Owen Wilson and Lake Bell do “scared shitless” with the best of them in No Escape, an occasionally gripping but mostly silly American-tourist nightmare from director John Erick Dowdle.
The movie offers some tense moments and decent sequences, but it becomes an insipid affair in the end—and all of Wilson and Bell’s bug-eyed hyperventilating is for naught.
Wilson plays Jack Dwyer, husband to Annie (Bell) and the father of two girls, Lucy (Sterling Jerins) and Beeze (Claire Geare). After his company fails, he takes a job overseas in an unnamed, nefarious Asian country. Not long after the family arrives at the hotel, Jack goes out for a newspaper—only to witness a rebel uprising and the murder of an American in the street. Jack must get back to the hotel ahead of a bloodthirsty mob, and corral the wife and kids—so they can commence running for their lives.
After suddenly becoming some sort of action star—able to outrun mobs and scale buildings—Jack eventually finds the family.
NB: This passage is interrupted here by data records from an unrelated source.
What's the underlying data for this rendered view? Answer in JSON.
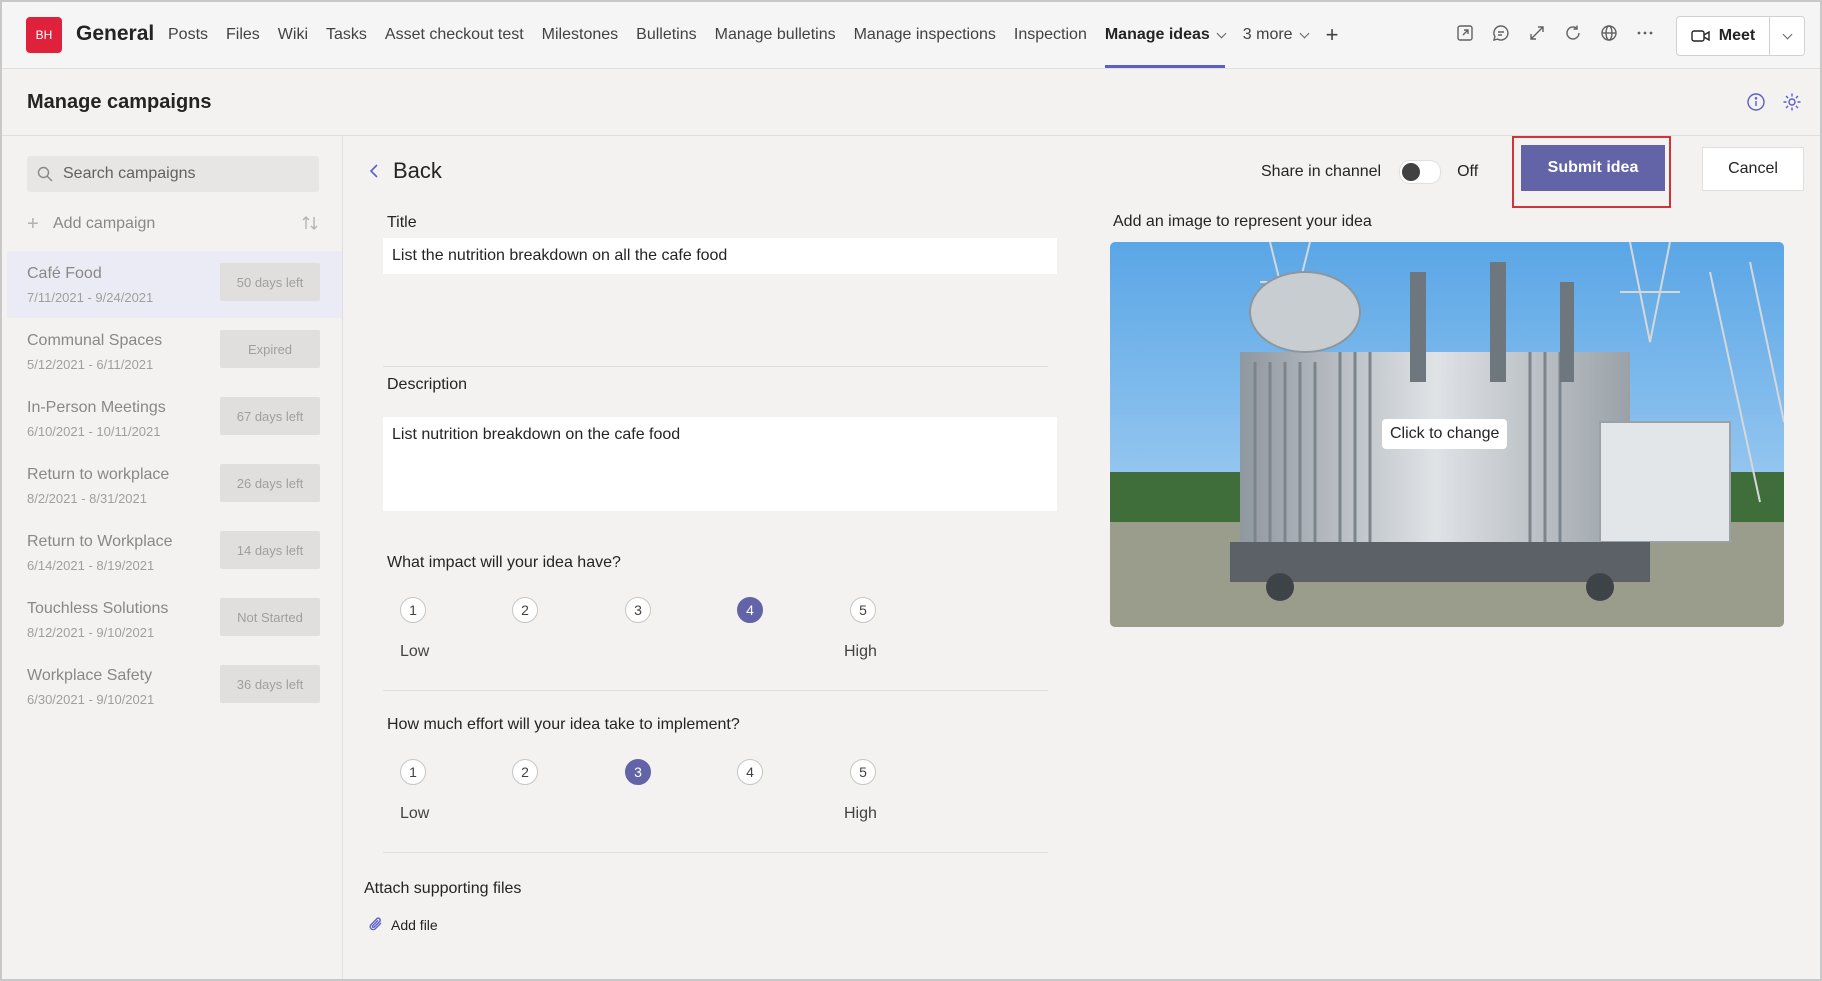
{
  "header": {
    "avatar_initials": "BH",
    "channel": "General",
    "tabs": [
      {
        "label": "Posts"
      },
      {
        "label": "Files"
      },
      {
        "label": "Wiki"
      },
      {
        "label": "Tasks"
      },
      {
        "label": "Asset checkout test"
      },
      {
        "label": "Milestones"
      },
      {
        "label": "Bulletins"
      },
      {
        "label": "Manage bulletins"
      },
      {
        "label": "Manage inspections"
      },
      {
        "label": "Inspection"
      },
      {
        "label": "Manage ideas"
      },
      {
        "label": "3 more"
      }
    ],
    "active_tab": "Manage ideas",
    "meet_label": "Meet"
  },
  "page": {
    "title": "Manage campaigns"
  },
  "sidebar": {
    "search_placeholder": "Search campaigns",
    "add_label": "Add campaign",
    "campaigns": [
      {
        "name": "Café Food",
        "dates": "7/11/2021 - 9/24/2021",
        "status": "50 days left",
        "selected": true
      },
      {
        "name": "Communal Spaces",
        "dates": "5/12/2021 - 6/11/2021",
        "status": "Expired"
      },
      {
        "name": "In-Person Meetings",
        "dates": "6/10/2021 - 10/11/2021",
        "status": "67 days left"
      },
      {
        "name": "Return to workplace",
        "dates": "8/2/2021 - 8/31/2021",
        "status": "26 days left"
      },
      {
        "name": "Return to Workplace",
        "dates": "6/14/2021 - 8/19/2021",
        "status": "14 days left"
      },
      {
        "name": "Touchless Solutions",
        "dates": "8/12/2021 - 9/10/2021",
        "status": "Not Started"
      },
      {
        "name": "Workplace Safety",
        "dates": "6/30/2021 - 9/10/2021",
        "status": "36 days left"
      }
    ]
  },
  "form": {
    "back_label": "Back",
    "share_label": "Share in channel",
    "share_state": "Off",
    "submit_label": "Submit idea",
    "cancel_label": "Cancel",
    "title_label": "Title",
    "title_value": "List the nutrition breakdown on all the cafe food",
    "description_label": "Description",
    "description_value": "List nutrition breakdown on the cafe food",
    "impact_question": "What impact will your idea have?",
    "impact_selected": 4,
    "effort_question": "How much effort will your idea take to implement?",
    "effort_selected": 3,
    "scale": [
      "1",
      "2",
      "3",
      "4",
      "5"
    ],
    "low_label": "Low",
    "high_label": "High",
    "image_label": "Add an image to represent your idea",
    "image_overlay": "Click to change",
    "attach_label": "Attach supporting files",
    "add_file_label": "Add file"
  },
  "colors": {
    "accent": "#6264a7",
    "highlight": "#d13438",
    "avatar": "#e0213c"
  },
  "icons": [
    "search-icon",
    "sort-icon",
    "chevron-left-icon",
    "info-icon",
    "gear-icon",
    "paperclip-icon",
    "video-icon",
    "chat-icon",
    "expand-icon",
    "refresh-icon",
    "globe-icon",
    "more-icon",
    "popout-icon"
  ]
}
They head for the hotel rooftop, where a bunch of tourists and hotel employees are holed up. They can’t keep the wolves at bay, and things get so bad that Jack has to throw his kids from one rooftop to the other while his wife catches them. This sequence, shot in painful slow motion, stands as the best part of the movie. Sadly, it’s the only really good part of the movie.
The rest of the film features an unknown enemy—which epitomizes every horror-film cliché—pursuing helpless American victims. The screenplay tries to position the Americans as slightly villainous as well; they’ve conspired to steal the country’s clean drinking water, or something like that. I guess this is the filmmaker’s attempt to make the anonymous Asian attackers something less than an entirely racist, stereotypical depiction of people from the East. They have a reason to be angry, don’t they? Evil America has stolen their water.
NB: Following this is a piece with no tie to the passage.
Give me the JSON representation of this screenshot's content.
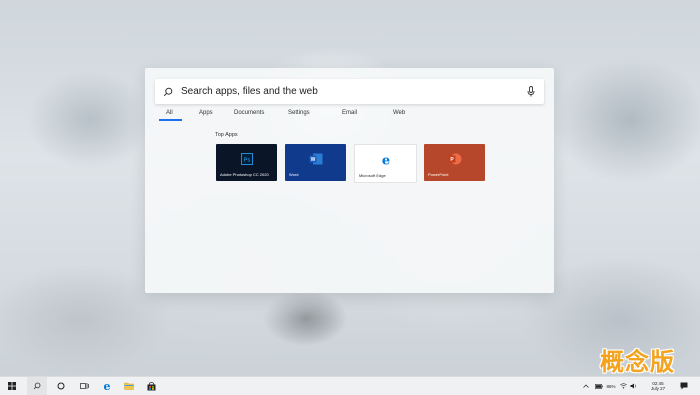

Hey, at least movies like Rambo are cocky enough to name their villains and lay things out on the table. The enemy territory in this movie is just a short boat ride away from Vietnam, so I guess it is Thailand (where the film was banned). The script originally stated Cambodia as the locale, but that changed. Now it’s just a mean Asian country that shall remain unnamed. That’s cowardly filmmaking.
Wilson, in a departure from his usual comedic and dramatic roles, delivers an admirable performance—even if it is wasted. He’s done the running-like-hell thing before, most notably in the awful Behind Enemy Lines. It’s a little ridiculous how his engineer character suddenly becomes an awesome ass-kicker in the name of survival.
Bell—a comedic actress who is epic in the new Wet Hot American Summer Netflix series—shows she is far more than a laugh machine. She convincingly portrays somebody who is unlucky enough to have a stupid husband who takes her into an anonymous Asian country, where her children almost plunge to their deaths, and she is nearly raped. Again, she does some good acting work in a film that doesn’t deserve her.
Rounding out the cast is Pierce Brosnan as a friendly tourist who isn’t what he seems. A scene in when his character flies into action to save the day is probably the film’s most ridiculous moment. Nevertheless, the movie is always a little better when Brosnan is onscreen.
If anything, this movie might give a few folks planning to shift their careers oversees second thoughts, especially if those folks traffic in bottled water. No Escape is the sort of film that gets dumped late in the summer in the hopes that most viewers will just turn their brains off and refrain from scrutinizing the plot points and characterizations.
I guess I’m not in the target audience.
No Escape is playing at theaters across the valley.